PHILADELPHIA – A nurse- and respiratory therapist–led opt-out protocol for coordinated daily spontaneous awakening trials and spontaneous breathing trials was associated with significant reductions in hospital length of stay and ventilator-associated events in a multicenter quality improvement collaborative nested within a prospective study of ventilator-associated events.
The protocol led to significant increases – after adjustment for age, sex, Sequential Organ Failure Assessment score, reason for intubation, comorbidity score, and unit ID – in spontaneous awakening trials (SATs), spontaneous breathing trials (SBTs), and in the percentage of SBTs performed without sedation among 3,425 episodes and 22,991days of mechanical ventilation in the collaborative units, Dr. Deverick Anderson of Duke University Medical Center, Durham, N.C., reported at an annual scientific meeting on infectious diseases.
The SAT performance rate increased from 30% to 70% during the course of the study, and the SBT performance rate also increased, though more modestly, from about 55% to nearly 70%. The performance rate of SBTs performed with sedatives off – an intervention that improves the ability to be extubated – increased from nearly 55% to more than 95%.
The mean duration of mechanical ventilation decreased by 2.4 days, mean ICU stay decreased by 3 days, and mean hospital length of stay decreased by 6.3 days, Dr. Anderson said at the combined annual meetings of the Infectious Diseases Society of America, the Society for Healthcare Epidemiology of America, the HIV Medicine Association, and the Pediatric Infectious Diseases Society.
Further, ventilator-associated conditions and infection-related ventilator-associated complications significantly decreased (odds ratio, 0.63 and 0.35, respectively). However, there was no decrease in possible or probable pneumonia (OR, 0.51).
Self-extubations increased (OR, 2.1, but there was no change in reintubations within 24 hours (OR, 0.96), Dr. Anderson said
“When we put all of this together, we were able to show a decrease in our rates of VAEs [ventilator-associated events] per 100 episodes. Over the course of the entire study, we calculated a 37% decrease in the risk of VAEs,” Dr. Anderson said.
However, the number of VAEs per 1,000 days didn’t change, because both the denominator and the numerator changed with the intervention. This finding raises questions about determining the right denominator to use.

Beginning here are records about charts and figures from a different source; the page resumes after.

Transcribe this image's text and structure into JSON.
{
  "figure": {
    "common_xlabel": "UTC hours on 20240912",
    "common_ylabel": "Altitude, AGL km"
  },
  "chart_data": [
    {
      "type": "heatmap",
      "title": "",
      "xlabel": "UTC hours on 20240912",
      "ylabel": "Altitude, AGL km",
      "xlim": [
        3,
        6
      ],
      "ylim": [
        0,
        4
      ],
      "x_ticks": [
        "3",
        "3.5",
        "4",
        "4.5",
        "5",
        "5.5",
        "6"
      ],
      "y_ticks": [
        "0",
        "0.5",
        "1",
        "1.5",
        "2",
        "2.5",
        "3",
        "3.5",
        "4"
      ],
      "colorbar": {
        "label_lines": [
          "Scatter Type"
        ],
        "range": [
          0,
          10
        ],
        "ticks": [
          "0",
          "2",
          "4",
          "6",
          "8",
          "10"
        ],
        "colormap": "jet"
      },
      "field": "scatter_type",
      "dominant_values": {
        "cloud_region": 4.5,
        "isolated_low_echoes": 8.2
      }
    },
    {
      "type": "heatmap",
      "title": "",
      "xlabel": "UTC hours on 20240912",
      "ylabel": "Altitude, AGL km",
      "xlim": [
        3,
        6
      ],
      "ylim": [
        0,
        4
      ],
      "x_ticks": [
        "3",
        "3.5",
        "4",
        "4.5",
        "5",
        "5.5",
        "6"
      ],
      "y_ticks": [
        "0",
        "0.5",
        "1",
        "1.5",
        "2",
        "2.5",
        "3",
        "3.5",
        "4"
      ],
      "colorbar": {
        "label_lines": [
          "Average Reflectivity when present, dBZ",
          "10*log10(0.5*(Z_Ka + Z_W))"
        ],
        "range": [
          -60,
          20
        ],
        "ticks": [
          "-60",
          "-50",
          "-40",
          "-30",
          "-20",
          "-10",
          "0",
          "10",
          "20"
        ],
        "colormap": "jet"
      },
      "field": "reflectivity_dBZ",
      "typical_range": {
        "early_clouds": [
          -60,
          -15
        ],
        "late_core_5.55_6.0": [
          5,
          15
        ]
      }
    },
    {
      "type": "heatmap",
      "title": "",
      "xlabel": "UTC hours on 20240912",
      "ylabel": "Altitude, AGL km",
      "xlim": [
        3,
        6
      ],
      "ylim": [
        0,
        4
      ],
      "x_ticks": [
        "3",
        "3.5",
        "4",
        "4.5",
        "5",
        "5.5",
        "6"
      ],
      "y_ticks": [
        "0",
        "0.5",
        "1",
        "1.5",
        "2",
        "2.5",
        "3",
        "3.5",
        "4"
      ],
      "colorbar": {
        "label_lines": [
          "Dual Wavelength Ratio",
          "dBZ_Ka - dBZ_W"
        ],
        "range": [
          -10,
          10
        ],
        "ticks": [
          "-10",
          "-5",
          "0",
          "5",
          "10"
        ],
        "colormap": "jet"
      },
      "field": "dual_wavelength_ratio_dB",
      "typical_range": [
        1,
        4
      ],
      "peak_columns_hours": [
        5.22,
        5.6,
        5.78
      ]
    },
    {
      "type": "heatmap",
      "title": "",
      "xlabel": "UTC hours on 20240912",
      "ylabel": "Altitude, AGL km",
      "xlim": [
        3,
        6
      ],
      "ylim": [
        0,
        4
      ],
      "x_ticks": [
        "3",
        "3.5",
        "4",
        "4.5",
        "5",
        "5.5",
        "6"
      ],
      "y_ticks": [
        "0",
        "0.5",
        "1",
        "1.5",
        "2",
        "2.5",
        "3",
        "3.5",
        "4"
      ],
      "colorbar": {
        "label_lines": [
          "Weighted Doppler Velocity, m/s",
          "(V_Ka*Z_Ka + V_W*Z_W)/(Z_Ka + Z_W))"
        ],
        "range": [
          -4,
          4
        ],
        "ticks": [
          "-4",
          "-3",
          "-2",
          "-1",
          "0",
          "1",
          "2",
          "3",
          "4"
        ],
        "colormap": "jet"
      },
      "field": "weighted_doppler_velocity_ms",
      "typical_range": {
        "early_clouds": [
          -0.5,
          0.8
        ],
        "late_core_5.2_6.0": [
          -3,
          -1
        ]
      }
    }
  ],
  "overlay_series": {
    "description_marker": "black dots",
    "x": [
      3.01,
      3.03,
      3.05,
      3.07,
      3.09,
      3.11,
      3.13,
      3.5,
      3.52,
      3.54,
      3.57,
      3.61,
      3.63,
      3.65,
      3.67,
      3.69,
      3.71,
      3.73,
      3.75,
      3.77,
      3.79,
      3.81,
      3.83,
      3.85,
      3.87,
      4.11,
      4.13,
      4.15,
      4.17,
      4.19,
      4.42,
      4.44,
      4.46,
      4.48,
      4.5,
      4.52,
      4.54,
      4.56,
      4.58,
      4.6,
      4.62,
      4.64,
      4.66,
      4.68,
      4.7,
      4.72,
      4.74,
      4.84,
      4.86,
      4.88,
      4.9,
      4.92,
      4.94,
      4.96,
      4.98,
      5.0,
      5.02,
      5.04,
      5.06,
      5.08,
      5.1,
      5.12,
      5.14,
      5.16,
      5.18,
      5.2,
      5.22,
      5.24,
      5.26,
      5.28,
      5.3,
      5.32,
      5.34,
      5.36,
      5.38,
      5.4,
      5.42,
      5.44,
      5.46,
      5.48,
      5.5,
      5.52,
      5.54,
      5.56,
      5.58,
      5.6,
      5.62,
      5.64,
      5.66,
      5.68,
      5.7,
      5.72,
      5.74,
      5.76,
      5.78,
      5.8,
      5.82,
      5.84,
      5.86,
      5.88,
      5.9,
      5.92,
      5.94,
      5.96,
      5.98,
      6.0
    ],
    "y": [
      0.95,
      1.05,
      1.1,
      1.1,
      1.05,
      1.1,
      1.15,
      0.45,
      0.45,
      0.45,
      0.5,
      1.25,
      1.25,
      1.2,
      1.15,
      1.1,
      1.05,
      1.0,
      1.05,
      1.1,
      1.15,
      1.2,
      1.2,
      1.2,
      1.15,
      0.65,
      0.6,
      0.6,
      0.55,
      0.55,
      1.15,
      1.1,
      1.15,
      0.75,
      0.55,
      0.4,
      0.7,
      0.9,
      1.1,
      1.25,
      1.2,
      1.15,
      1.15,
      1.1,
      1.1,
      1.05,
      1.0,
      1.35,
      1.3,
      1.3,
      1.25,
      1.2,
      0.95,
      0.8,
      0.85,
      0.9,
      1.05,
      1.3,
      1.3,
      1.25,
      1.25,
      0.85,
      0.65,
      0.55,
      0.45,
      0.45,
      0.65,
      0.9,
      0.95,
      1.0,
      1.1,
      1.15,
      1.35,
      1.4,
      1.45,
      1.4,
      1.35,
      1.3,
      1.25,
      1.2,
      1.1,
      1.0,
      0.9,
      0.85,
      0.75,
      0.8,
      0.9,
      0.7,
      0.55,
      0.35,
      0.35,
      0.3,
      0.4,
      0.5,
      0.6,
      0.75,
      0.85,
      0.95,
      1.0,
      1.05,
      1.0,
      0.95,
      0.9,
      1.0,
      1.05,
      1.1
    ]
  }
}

Based on the findings, it appears that ventilator episodes, rather than ventilator days, might be the best denominators, he said.
The study was conducted at 12 adult intensive care units at seven hospitals participating in the Centers for Disease Control and Prevention’s Prevention Epicenters Wake Up and Breathe Collaborative between November 2011 and May 2013. The collaborative was designed to prevent VAEs by decreasing patients’ sedative and ventilator exposures.
The collaborative was developed after early 2013 when the CDC replaced its ventilator-associated pneumonia (VAP) definitions with VAE definitions, expanding surveillance to VAEs in an effort to improve the objectivity of the definitions, to improve the ease of performing surveillance, and to try to improve the ability to make interhospital comparisons, Dr. Anderson explained, adding that VAEs include VAP, but also include pulmonary edema, atelectasis, and acute respiratory distress syndrome.
Thus, interventions aimed simply at reducing VAP may not change the rate of VAEs, he said.
Patients with VAEs stay on ventilators longer, stay in the ICU longer, are exposed to more antibiotic, and have two- to threefold increased rates of mortality, compared with those on ventilators but without VAEs, but little is known about preventing VAEs.
A larger study suggested that about a third of cases might be preventable, but no intervention has been tested and found to have an effect on the rate of VAEs. The Wake Up and Breathe Collaborative was tasked with answering the question of whether VAEs are preventable, and the investigators thought the best opportunity for prevention was to decrease the amount of sedation that ventilated patients received, Dr. Anderson said.
“More specifically – to decrease sedation through daily SATs and SBTs,” he added.
The opt-out protocol called for SATs and SBTs in all ventilated patients unless they met specific safety criteria or a physician wrote a specific opt-out order.
Though limited by the quasi-experimental open label study design, the findings are consistent with those from prior studies of such protocols.
“We felt that our multicenter prospective collaborative study was a success. … putting it all together, we conclude that VAEs are preventable when we improve compliance with evidence-based practice for our ventilated patients,” he said.Dr. Anderson reported receiving royalties from UpToDate and receiving research support from the CDC and the National Institutes of Health/National Institute of Allergy and Infectious Diseases.